Bacterial vaginosis (BV), also called Gardnerella vaginosis, arises from overgrowth of a bacteria that is normal flora of the vagina, but now has begun to proliferate. It is characterized by a white, malodorous vaginal discharge that is more noticeable after intercourse. Physicians do not routinely screen for BV unless the patient and doctor are concerned.
Diagnosis is usually made by a microscopic swab in the office where clue cells are found. The medicine of choice is Flagyl and is often started without microscopic confirmation. Treating sexual partners is controversial and usually not done because BV is contained within the female.
Enough shop talk, what can BV do? BV has been associated with an increased incidence of preterm labor. It is also more often found in women with tubal infertility, that is, in women with blocked or partially blocked fallopian tubes.
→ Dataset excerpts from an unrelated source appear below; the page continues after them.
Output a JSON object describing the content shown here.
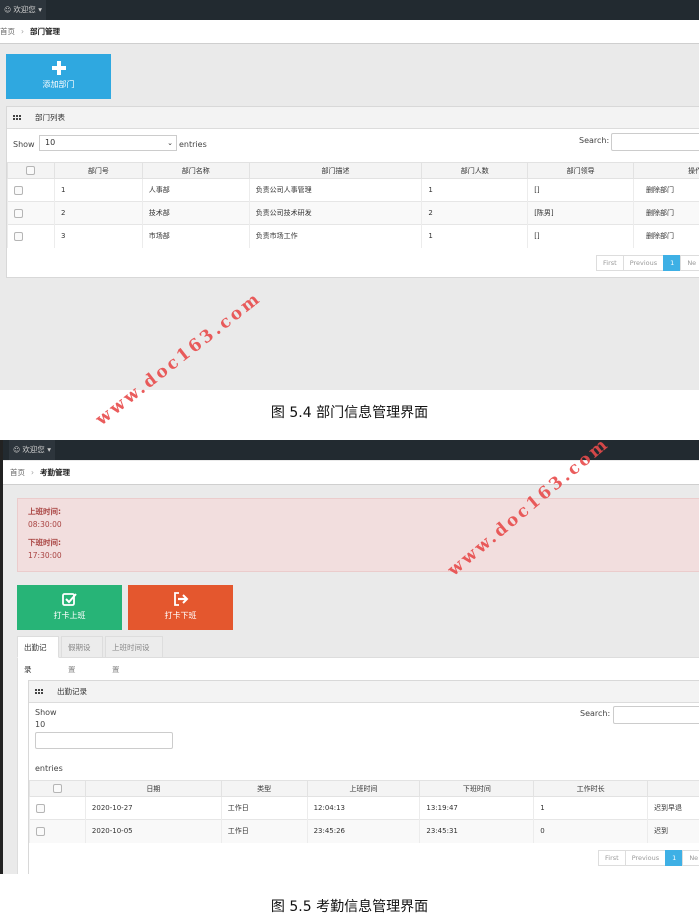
{
  "shot1": {
    "topbar": {
      "welcome": "欢迎您"
    },
    "breadcrumb": {
      "home": "首页",
      "current": "部门管理"
    },
    "add_button": {
      "label": "添加部门",
      "color": "#2fa8e0"
    },
    "panel_title": "部门列表",
    "length": {
      "show": "Show",
      "value": "10",
      "entries": "entries"
    },
    "search_label": "Search:",
    "columns": [
      "",
      "部门号",
      "部门名称",
      "部门描述",
      "部门人数",
      "部门领导",
      "操作"
    ],
    "rows": [
      {
        "id": "1",
        "name": "人事部",
        "desc": "负责公司人事管理",
        "count": "1",
        "leader": "[]",
        "action": "删除部门"
      },
      {
        "id": "2",
        "name": "技术部",
        "desc": "负责公司技术研发",
        "count": "2",
        "leader": "[陈男]",
        "action": "删除部门"
      },
      {
        "id": "3",
        "name": "市场部",
        "desc": "负责市场工作",
        "count": "1",
        "leader": "[]",
        "action": "删除部门"
      }
    ],
    "pager": {
      "first": "First",
      "previous": "Previous",
      "page": "1",
      "next": "Ne"
    }
  },
  "caption1": "图 5.4 部门信息管理界面",
  "shot2": {
    "topbar": {
      "welcome": "欢迎您"
    },
    "breadcrumb": {
      "home": "首页",
      "current": "考勤管理"
    },
    "alert": {
      "start_label": "上班时间:",
      "start_value": "08:30:00",
      "end_label": "下班时间:",
      "end_value": "17:30:00",
      "color": "#a94442"
    },
    "checkin_button": {
      "label": "打卡上班",
      "color": "#27b477"
    },
    "checkout_button": {
      "label": "打卡下班",
      "color": "#e4572e"
    },
    "tabs": [
      "出勤记录",
      "假期设置",
      "上班时间设置"
    ],
    "panel_title": "出勤记录",
    "length": {
      "show": "Show",
      "value": "10",
      "entries": "entries"
    },
    "search_label": "Search:",
    "columns": [
      "",
      "日期",
      "类型",
      "上班时间",
      "下班时间",
      "工作时长",
      "备"
    ],
    "rows": [
      {
        "date": "2020-10-27",
        "type": "工作日",
        "start": "12:04:13",
        "end": "13:19:47",
        "hours": "1",
        "note": "迟到早退"
      },
      {
        "date": "2020-10-05",
        "type": "工作日",
        "start": "23:45:26",
        "end": "23:45:31",
        "hours": "0",
        "note": "迟到"
      }
    ],
    "pager": {
      "first": "First",
      "previous": "Previous",
      "page": "1",
      "next": "Ne"
    }
  },
  "caption2": "图 5.5 考勤信息管理界面",
  "watermark": "www.doc163.com"
}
In a review of twelve different studies, the estimated prevalence of BV in infertile women was 19%, which was 3 times more prevalent than in the non-pregnant women of the same population. BV was not associated with lower conception rates in general, or in vitro fertilization. Surprisingly, there was a twofold higher risk of first trimester miscarriage. One separate study (Salah, RM 2013) noted the prevalence of BV at 46% in infertile women versus 15% in fertile women.
Unfortunately, BV can return after treatment. Recurrent symptoms would prompt re-evaluation.
We conclude that BV is strongly implicated in female infertility. Screening and treatment with Flagyl may also improve and lower miscarriage rates considerably.